Optimising informed consent in school-based adolescent vaccination programmes in England: A multiple methods analysis

Optimising informed consent in school-based adolescent vaccination programmes in England: A multiple methods analysis
Tracey Chantler, Louise Letley, Pauline Paterson, Joanne Yarwood, Vanessa Saliba, Sandra Mounier-Jack
Vaccine, 24 July 2019
Open Access
The process of obtaining informed consent for school-based adolescent immunisation provides an opportunity to engage families. However, the fact that parental consent needs to be obtained remotely adds complexity to the process and can have a detrimental effect on vaccine uptake. We conducted a multiple methods analysis to examine the practice of obtaining informed consent in adolescent immunisation programmes. This involved a thematic analysis of consent related data from 39 interviews with immunisation managers and providers collected as part of a 2017 service evaluation of the English adolescent girls’ HPV vaccine programme and a descriptive statistical analysis of data from questions related to consent included in a 2017 survey of parents’ and adolescents’ attitudes to adolescent vaccination. The findings indicated that the non-return of consent forms was a significant logistical challenge for immunisation teams, and some were piloting opt-out consent mechanisms, increasing the proportion of adolescents consenting for their own immunisations, and introducing electronic consent. Communicating vaccine related information to parents and schools and managing uncertainties about obtaining adolescent self-consent for vaccination were the main practical challenges encountered. Survey data showed that parents and adolescents generally agreed on vaccine decisions although only 32% of parents discussed vaccination with their teenager.

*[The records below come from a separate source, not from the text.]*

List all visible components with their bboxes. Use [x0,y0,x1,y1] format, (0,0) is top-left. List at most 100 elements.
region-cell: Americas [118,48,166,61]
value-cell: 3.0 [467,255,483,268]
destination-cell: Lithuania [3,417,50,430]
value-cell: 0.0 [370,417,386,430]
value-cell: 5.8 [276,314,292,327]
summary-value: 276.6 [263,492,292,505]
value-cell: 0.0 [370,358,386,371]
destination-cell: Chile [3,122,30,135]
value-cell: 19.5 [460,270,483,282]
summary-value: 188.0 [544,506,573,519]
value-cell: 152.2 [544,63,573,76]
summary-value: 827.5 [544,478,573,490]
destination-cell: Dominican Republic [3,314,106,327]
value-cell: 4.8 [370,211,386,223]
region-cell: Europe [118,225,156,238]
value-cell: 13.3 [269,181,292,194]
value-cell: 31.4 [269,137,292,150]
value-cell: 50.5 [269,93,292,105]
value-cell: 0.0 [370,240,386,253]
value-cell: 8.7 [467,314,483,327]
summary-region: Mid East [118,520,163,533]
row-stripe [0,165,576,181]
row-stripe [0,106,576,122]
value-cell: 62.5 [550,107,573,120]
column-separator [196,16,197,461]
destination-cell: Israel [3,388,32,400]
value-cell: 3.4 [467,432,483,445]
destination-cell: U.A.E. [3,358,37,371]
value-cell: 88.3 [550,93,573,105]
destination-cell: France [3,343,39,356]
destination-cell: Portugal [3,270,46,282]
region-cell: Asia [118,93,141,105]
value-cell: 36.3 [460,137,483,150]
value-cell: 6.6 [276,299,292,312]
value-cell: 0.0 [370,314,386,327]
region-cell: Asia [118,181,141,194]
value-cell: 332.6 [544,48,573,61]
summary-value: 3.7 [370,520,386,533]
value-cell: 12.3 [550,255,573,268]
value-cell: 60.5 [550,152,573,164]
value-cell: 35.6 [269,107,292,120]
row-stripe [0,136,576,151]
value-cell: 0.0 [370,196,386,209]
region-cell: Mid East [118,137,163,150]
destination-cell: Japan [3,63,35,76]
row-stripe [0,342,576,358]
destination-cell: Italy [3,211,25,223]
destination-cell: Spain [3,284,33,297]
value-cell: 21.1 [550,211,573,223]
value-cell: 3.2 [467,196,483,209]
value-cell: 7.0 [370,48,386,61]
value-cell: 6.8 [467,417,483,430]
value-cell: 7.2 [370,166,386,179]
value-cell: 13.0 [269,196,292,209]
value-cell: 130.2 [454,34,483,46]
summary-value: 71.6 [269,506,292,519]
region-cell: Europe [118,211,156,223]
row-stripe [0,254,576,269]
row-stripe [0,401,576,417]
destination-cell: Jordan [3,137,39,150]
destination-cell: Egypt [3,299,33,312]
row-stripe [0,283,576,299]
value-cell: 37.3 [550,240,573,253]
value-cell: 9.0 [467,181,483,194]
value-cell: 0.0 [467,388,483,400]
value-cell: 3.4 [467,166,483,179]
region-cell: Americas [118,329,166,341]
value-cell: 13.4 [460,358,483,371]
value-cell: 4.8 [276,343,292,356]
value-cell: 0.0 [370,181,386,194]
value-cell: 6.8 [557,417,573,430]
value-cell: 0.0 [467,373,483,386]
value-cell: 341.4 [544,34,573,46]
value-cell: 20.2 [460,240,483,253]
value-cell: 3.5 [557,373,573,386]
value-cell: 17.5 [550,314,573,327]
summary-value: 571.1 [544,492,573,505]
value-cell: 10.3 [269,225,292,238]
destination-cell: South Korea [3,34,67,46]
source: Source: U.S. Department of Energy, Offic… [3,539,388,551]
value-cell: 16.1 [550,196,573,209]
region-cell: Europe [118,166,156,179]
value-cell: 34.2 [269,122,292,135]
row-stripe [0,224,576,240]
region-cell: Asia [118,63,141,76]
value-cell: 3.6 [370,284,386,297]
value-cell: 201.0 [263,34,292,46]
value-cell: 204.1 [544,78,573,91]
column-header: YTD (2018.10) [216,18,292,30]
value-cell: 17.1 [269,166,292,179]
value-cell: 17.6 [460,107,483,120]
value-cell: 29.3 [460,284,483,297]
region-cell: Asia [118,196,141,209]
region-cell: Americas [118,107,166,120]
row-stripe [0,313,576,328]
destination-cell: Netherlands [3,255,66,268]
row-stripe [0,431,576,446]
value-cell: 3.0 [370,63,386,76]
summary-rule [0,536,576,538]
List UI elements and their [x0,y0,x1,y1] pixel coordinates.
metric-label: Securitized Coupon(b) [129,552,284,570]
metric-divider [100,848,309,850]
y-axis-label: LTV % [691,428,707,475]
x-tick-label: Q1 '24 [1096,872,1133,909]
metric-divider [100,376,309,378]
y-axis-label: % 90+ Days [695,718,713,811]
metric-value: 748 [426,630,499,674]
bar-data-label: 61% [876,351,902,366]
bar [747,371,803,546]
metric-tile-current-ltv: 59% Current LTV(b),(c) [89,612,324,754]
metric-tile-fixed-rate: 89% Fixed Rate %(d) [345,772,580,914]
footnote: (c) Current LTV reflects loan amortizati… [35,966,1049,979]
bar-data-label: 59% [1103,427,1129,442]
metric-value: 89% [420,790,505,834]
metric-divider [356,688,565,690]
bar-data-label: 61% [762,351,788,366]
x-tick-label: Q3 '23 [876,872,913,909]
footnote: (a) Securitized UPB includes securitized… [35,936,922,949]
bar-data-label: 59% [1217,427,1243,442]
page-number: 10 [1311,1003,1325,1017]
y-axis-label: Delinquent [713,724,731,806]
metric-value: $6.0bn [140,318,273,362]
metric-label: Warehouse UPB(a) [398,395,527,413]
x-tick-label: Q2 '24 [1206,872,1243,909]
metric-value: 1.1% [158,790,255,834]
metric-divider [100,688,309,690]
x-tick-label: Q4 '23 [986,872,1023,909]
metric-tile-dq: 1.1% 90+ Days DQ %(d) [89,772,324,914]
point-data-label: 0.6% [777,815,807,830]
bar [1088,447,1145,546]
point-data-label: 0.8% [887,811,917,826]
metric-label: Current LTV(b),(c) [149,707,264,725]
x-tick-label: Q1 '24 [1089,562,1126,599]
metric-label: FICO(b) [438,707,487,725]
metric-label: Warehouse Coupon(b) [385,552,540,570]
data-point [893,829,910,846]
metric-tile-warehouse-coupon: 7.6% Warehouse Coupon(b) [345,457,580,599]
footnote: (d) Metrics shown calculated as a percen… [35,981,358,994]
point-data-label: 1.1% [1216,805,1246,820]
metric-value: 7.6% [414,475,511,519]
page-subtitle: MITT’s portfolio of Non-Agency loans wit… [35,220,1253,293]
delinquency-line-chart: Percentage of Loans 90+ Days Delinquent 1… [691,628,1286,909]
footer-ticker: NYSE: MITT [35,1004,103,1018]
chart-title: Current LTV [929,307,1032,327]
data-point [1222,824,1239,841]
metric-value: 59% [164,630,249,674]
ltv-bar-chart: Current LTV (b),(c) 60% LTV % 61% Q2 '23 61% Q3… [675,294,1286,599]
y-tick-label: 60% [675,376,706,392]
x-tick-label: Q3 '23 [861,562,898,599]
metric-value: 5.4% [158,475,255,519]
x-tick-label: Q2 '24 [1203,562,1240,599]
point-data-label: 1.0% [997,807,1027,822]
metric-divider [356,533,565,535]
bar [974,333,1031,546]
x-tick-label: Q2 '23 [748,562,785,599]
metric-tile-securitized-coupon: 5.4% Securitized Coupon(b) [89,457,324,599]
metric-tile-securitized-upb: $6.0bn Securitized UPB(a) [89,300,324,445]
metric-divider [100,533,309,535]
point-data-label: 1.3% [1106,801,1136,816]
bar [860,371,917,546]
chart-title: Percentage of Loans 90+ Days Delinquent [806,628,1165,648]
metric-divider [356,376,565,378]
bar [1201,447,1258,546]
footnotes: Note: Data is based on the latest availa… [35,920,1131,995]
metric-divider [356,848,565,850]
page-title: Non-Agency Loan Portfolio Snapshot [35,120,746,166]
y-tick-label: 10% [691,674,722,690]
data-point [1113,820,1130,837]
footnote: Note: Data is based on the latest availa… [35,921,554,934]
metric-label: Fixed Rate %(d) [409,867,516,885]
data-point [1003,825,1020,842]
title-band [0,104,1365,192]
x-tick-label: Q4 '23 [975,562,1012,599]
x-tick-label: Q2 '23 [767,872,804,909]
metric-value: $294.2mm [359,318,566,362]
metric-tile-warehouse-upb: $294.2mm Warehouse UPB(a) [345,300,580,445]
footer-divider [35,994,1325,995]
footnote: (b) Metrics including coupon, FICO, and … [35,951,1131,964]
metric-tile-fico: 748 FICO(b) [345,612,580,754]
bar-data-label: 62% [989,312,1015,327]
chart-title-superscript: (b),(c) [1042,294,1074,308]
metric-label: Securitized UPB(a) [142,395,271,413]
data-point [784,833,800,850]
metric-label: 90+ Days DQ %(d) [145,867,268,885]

Parental awareness about the option for adolescents to self-consent for vaccination was limited and adolescents favoured leaving the decision-making to parents. From the interviews and variability of consent forms it was evident that health professionals were not always clear about the best way to manage the consent process. Some were also unfamiliar with self-consent processes and lacked confidence in assessing for ‘Gillick competency’. Developing pathways and related interventions to improve the logistics and practice of consent in school-based adolescent immunisation programmes could help improve uptake.